Guardian`in basyazisindan aktardik. Iranli yazar Amir Taheri, Times gazetesindeki yazisinda dinsel bölünmenin Arap Bahari`ni yikacagini belirterek "Amerika Birlesik Devletleri Rusya ve Iran`i engellemek için harekete geçmezse demokrasi umutlari bosa çikacak" diyor.
Yazar söyle diyor:
"Dinsel hizipte üç kamp var. Bunlardan biri birkaç ülkede özellikle de Misir`da iktidara ortak olan geleneksel Sünni Müslümanlar. Digeri halifeligi canlandirma düsü kuran Selefiler. Üçüncü kampta ise Sünni rejimleri devirip nüfuzlarini Asya, Afrika ve Latin Amerika`ya yaymak isteyen Sii militanlar var. Bazi ülkelerde, özellikle de Afganistan, Pakistan, Irak, Yemen ve Bahreyn`de mezhep ayriligi teröre ve savasa neden oldu.
`Türkiye ringin içinde`
"Suriye`de Suudilerin Sünnilere, Iran`in da Nusayrilere yardim için devreye girmesi isyana mezhep boyutunu da ekledi. Siilerin öncüsü Iran ile Sünni rakibi zaten Pakistan, Irak ve Lübnan üzerinden savasiyordu. Geçen yil Pakistan`da mezhep çatismalarinda bes bin kisi öldü.
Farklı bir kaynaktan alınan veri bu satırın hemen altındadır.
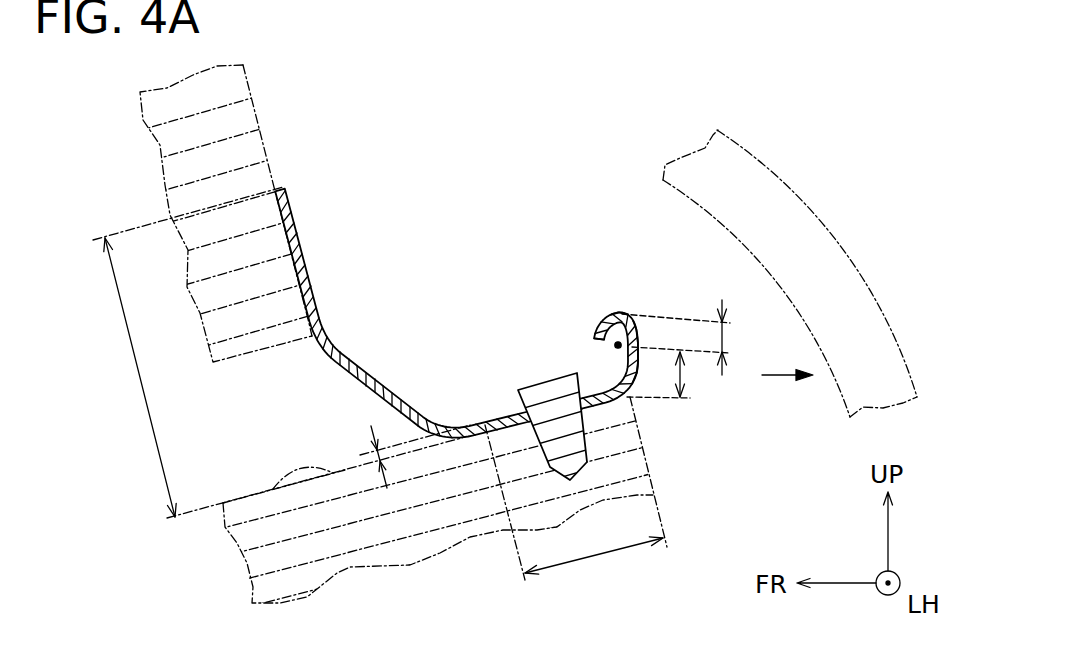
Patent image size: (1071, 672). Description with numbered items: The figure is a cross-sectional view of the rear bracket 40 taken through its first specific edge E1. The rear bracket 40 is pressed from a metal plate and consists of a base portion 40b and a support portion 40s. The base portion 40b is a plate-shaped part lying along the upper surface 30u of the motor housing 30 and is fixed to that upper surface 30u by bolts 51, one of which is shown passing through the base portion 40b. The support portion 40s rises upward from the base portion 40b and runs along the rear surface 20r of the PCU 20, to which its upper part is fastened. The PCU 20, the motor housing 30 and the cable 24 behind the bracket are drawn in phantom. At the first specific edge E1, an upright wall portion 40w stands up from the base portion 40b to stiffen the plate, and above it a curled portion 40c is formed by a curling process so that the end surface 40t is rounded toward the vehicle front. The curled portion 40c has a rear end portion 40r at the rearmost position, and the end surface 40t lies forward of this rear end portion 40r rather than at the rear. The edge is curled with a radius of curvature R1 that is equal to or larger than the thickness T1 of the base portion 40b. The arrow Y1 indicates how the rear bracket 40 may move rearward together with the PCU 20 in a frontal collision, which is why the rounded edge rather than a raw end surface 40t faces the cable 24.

The PCU 20 is at (208, 123).
The rear surface 20r is at (264, 149).
The cable 24 is at (783, 180).
The motor housing 30 is at (277, 556).
The upper surface 30u is at (343, 472).
The rear bracket 40 is at (407, 343).
The support portion 40s is at (140, 380).
The base portion 40b is at (598, 556).
The rear end portion 40r is at (642, 324).
The end surface 40t is at (596, 341).
The curled portion 40c is at (724, 341).
The upright wall portion 40w is at (684, 374).
The bolt 51 is at (535, 392).
The first specific edge E1 is at (622, 309).
The radius of curvature R1 is at (616, 342).
The thickness T1 is at (366, 452).
The arrow Y1 is at (780, 378).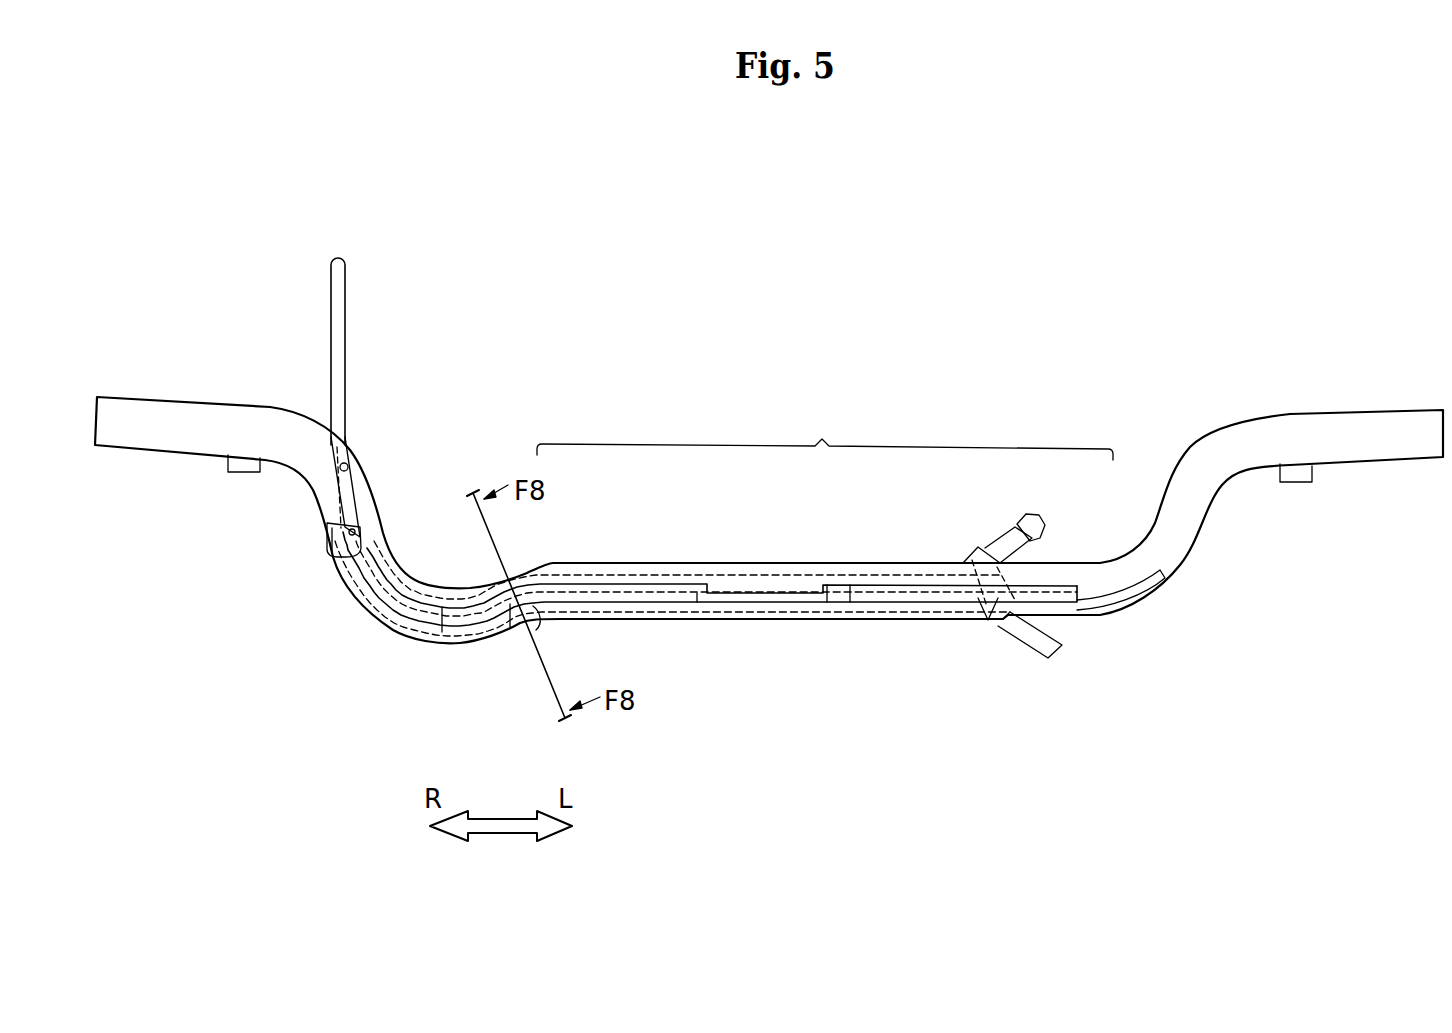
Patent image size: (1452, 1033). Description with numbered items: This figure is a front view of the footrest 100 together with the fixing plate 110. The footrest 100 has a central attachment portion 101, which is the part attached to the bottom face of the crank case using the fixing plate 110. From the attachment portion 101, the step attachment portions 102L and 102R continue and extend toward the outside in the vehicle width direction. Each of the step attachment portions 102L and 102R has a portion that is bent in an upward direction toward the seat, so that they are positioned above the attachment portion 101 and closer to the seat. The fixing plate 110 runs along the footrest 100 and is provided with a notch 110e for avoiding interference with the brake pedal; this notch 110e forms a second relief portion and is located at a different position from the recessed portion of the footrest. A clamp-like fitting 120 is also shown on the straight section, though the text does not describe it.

Yeni Osmanlicilarin liderligi altindaki Türkiye de ring kenarinda durmaktan vazgeçip Libya ve Suriye`de kavgaya dahil oldu. Türkiye Misir`da da alistirma yapiyor.
Yazar söyle devam ediyor:
"Iran`in öncülügündeki kamp, Obama`nin geride durmasinin yarattigi boslugu doldurmayi uman firsatçi güçler Rusya ve Çin tarafindan destekleniyor. Ama müdahale ile hiçbir sey yapmamak disinda da seçenekler olmali. ABD ve Batili müttefikleri Arap Bahari`na yardim edebilir. Rusya ve Iran Amerika`nin kararsizligini seziyor. Arap Bahari demokrasi için gerçek umutlar yaratti. Mezhep ayriminin, Iran maceraciliginin ve Rus firsatçiliginin bu umutlari bosa çikarmasina izin vermemeliyiz."